The $500 billion Stargate deal has already generated a lot of discussion. In particular, headlines were created when Trump’s own adviser Elon Musk – and rival to signatory OpenAI CEO Sam Altman – publicly criticized the deal as not having required funds. The ambition is undeniable though and Tom Whelan, a partner at Reed Smith focusing on private equity, sees logic in how it is structured.

“The investment in new data centers, which appears to be where the lion’s share of the money is going, makes a lot of sense,” says Whelan. “I’d expect future developments to make these data centers more energy efficient than many existing older data centers.”

Less convinced is GGV’s Minevich, who sees this as a “high stakes bet” on AI dominance from the US. In a similar vein to Trump’s use of trade tariffs, investment in AI is a play on enhancing US leadership and Minevich questions the risks of how much the US government is aligning with these private sector firms.

“There are lots of risks here – SoftBank’s debt burden, OpenAI’s evolving business model, and unclear ROI timelines,” explains Minevich. “Execution risks also loom, as similar large-scale initiatives often face delays.”

A key risk has emerged in DeepSeek, a recently launched Chinese AI firm that has already overtaken ChatGPT downloads in the US and has led to Nvidia losing around $600 billion in market value. This disruption, of a technology already threatening to massively disrupt, cannot be ignored, says Minevich: “If AI models like DeepSeek drastically reduce compute needs, infra demand projections could weaken.”

In agreement is Whelan, who points out this is the nature of technology, where dominance is only safe until the next innovation. “A gamechanger can appear at any moment, and US competitiveness is by no means guaranteed in this space,” he warns. “DeepSeek is a good example of a potential gamechanger (despite the political controls applied to it by China) in terms of the cost of AI and the impact it has already had on the share prices of the biggest tech companies when news broke.”

A long-term view

With AI dominating the headlines, in part thanks to continued focus from high-profile figures like Trump and Musk, it can be easy to get carried away with what AI advancements could occur in 2025. Instead, some investors are adopting a more long-term approach about what these new developments could mean in confluence with mega­trends like energy transition and infrastructure modernization.

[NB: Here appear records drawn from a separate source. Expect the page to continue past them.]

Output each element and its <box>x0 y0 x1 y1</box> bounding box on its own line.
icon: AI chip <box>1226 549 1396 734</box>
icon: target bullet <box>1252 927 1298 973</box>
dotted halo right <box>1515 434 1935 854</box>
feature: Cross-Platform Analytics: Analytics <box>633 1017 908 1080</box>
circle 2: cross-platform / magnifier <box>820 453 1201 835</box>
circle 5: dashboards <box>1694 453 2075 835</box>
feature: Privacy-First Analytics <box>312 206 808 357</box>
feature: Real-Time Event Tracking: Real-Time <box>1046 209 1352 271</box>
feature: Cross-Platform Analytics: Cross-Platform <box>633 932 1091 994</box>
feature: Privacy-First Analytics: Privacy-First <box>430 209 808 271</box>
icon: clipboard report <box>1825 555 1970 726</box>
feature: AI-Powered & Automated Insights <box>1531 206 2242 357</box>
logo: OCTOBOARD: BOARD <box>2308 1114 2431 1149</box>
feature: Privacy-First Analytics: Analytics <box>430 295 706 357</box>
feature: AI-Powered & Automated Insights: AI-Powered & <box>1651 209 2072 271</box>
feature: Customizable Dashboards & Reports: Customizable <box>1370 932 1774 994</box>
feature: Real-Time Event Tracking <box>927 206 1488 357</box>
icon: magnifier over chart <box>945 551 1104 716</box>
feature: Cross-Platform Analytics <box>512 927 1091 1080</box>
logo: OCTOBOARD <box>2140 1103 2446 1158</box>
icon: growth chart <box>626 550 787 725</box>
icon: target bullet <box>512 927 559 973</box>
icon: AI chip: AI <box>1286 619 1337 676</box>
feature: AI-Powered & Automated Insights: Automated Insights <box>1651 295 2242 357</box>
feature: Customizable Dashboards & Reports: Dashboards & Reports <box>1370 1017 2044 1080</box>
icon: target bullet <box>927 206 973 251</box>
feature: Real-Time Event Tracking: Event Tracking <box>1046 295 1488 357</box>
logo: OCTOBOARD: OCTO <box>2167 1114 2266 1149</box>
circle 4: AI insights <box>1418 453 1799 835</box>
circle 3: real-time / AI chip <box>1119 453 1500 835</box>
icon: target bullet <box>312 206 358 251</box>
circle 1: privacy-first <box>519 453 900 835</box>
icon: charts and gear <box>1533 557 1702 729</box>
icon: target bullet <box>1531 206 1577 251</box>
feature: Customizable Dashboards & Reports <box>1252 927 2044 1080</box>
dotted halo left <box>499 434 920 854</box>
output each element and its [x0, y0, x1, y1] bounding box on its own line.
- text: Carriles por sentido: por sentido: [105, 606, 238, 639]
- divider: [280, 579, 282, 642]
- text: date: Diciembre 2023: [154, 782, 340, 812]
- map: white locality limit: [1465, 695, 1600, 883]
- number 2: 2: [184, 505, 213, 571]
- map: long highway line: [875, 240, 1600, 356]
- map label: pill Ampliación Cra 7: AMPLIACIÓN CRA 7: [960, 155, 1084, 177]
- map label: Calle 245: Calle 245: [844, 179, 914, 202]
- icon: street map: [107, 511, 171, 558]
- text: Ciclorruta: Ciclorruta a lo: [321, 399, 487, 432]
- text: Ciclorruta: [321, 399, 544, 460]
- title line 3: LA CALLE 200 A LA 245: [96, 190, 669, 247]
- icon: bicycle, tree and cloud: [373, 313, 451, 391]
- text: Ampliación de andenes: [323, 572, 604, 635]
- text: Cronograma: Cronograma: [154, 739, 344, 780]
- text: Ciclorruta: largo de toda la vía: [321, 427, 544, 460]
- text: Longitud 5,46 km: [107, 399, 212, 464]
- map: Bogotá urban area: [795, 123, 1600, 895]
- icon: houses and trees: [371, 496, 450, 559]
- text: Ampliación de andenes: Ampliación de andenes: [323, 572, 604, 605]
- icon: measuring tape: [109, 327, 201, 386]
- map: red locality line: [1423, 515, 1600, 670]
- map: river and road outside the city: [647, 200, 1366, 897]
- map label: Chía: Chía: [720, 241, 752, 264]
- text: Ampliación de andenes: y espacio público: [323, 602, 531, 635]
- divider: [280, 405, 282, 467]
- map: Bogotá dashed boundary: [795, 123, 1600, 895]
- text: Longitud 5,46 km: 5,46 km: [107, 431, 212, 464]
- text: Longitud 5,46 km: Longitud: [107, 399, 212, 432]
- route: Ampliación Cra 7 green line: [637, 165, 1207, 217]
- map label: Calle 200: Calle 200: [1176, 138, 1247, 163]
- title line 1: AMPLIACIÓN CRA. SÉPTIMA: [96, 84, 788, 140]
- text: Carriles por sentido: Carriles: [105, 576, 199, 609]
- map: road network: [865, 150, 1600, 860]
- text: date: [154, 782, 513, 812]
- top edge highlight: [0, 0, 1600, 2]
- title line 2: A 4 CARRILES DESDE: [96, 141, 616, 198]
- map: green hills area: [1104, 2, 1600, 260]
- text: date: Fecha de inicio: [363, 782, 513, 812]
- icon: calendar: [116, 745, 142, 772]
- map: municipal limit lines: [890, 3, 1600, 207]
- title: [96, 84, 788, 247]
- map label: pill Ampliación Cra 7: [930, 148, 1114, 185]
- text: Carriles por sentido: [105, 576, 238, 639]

“The best opportunities for me include data centers and the distribution networks that serve them,” says Reed Smith’s Whelan. “In addition, [there is] the back-up battery and generator technology that these data centers need in the event of power failure, so that they don’t overheat, and making (where practicable) the best use of renewable energy technology to help keep these assets as environmentally clean as possible.”

Likewise, Schroder Capital’s Dubey objectively points out how early AI is in development as an investment theme – currently only representing around 10 percent of global venture investment volume.

“We continue to focus our AI investments on the infrastructure layer and application layer of AI stack primarily in software companies generating strong top line growth with high recurring revenue and margins,” says Dubey. “As many companies are competing for AI leadership across the AI stack, something to pay attention to is further de-globalization of AI driven by national competitiveness.”